If people assume that the best possible thing for an autistic person is a cure, then they will see autistic people the way they see people with an illness--people are better off without the illness; the illness is something extra, something that isn't part of them; the goal of their lives should be to get rid of the illness so they can live a normal life again. Living your life, pursuing your goals, while also happening to be autistic seems odd to anyone who's bought into the cure mentality. "Get well," they say, "and then you can do what you were meant to do." No wonder they think autism is a dead-end life!
That there isn't a cure doesn't do anything to change the effect of focusing on one. If a cure is the goal, then there won't be very much effort to let autistic people live good lives as autistic people. There won't be much effort to educate them, or to accommodate them in the workplace, or to include them in the community. There'll just be a search for a cure; and autistic people will be presumed to be waiting around until the cure comes and they can live lives as normal people.
On the other hand, if a cure is not the goal, then you have to deal with the reality of autistic people living in this world as autistic people--not just as people who are sick and waiting for a cure.

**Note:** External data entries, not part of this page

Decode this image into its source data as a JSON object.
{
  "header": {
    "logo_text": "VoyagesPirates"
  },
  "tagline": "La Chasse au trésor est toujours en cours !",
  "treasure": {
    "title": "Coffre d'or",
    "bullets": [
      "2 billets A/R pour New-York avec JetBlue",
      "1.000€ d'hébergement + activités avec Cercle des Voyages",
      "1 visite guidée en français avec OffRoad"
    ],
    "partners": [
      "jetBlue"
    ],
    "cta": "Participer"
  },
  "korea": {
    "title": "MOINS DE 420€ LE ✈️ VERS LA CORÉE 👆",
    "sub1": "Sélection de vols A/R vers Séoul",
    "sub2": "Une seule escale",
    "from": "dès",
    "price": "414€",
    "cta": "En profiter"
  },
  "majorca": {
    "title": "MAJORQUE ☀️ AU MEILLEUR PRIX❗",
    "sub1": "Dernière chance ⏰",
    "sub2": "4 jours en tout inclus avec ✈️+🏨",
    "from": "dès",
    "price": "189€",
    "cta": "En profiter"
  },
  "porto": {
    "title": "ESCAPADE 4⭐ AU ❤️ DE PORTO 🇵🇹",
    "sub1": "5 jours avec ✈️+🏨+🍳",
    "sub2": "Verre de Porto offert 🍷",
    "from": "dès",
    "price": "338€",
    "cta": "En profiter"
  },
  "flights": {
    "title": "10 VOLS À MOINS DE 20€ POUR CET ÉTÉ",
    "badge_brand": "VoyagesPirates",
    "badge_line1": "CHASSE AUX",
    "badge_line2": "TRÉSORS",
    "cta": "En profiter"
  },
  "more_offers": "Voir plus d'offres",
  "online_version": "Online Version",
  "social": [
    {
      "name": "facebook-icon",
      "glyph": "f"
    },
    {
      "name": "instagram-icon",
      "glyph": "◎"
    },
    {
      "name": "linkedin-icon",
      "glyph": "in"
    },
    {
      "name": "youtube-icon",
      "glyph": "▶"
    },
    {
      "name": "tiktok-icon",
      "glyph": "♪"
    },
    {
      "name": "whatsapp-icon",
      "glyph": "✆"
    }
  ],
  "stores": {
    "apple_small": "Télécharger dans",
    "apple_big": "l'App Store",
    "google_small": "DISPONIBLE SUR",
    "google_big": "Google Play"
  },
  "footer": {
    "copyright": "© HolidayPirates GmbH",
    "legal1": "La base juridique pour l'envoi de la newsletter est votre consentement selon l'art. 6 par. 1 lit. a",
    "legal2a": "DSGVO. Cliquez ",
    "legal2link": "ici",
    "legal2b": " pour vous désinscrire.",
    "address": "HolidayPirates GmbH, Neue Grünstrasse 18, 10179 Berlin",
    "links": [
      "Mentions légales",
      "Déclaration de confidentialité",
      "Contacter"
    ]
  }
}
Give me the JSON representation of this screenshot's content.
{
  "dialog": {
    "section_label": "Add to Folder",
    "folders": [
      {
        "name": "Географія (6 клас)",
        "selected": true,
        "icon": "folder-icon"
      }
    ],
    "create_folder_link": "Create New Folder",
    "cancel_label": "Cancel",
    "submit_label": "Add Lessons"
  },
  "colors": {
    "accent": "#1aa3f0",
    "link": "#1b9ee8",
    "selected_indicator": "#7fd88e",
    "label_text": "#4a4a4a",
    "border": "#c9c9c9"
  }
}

You have to deal with educating autistic children; you have to deal with the services autistic adults need; you have to deal with teaching non-autistics to live and work side-by-side with the autistic members of their communities. If you aren't focusing on a cure, then your goal becomes the acceptance of diversity.
To focus on a cure when there is no cure is a very good way of saying, "We don't want autistic people in our community; we don't want to have to deal with the hassle; we don't want to have to deal with people who are different. We just want them cured so that they will be like us."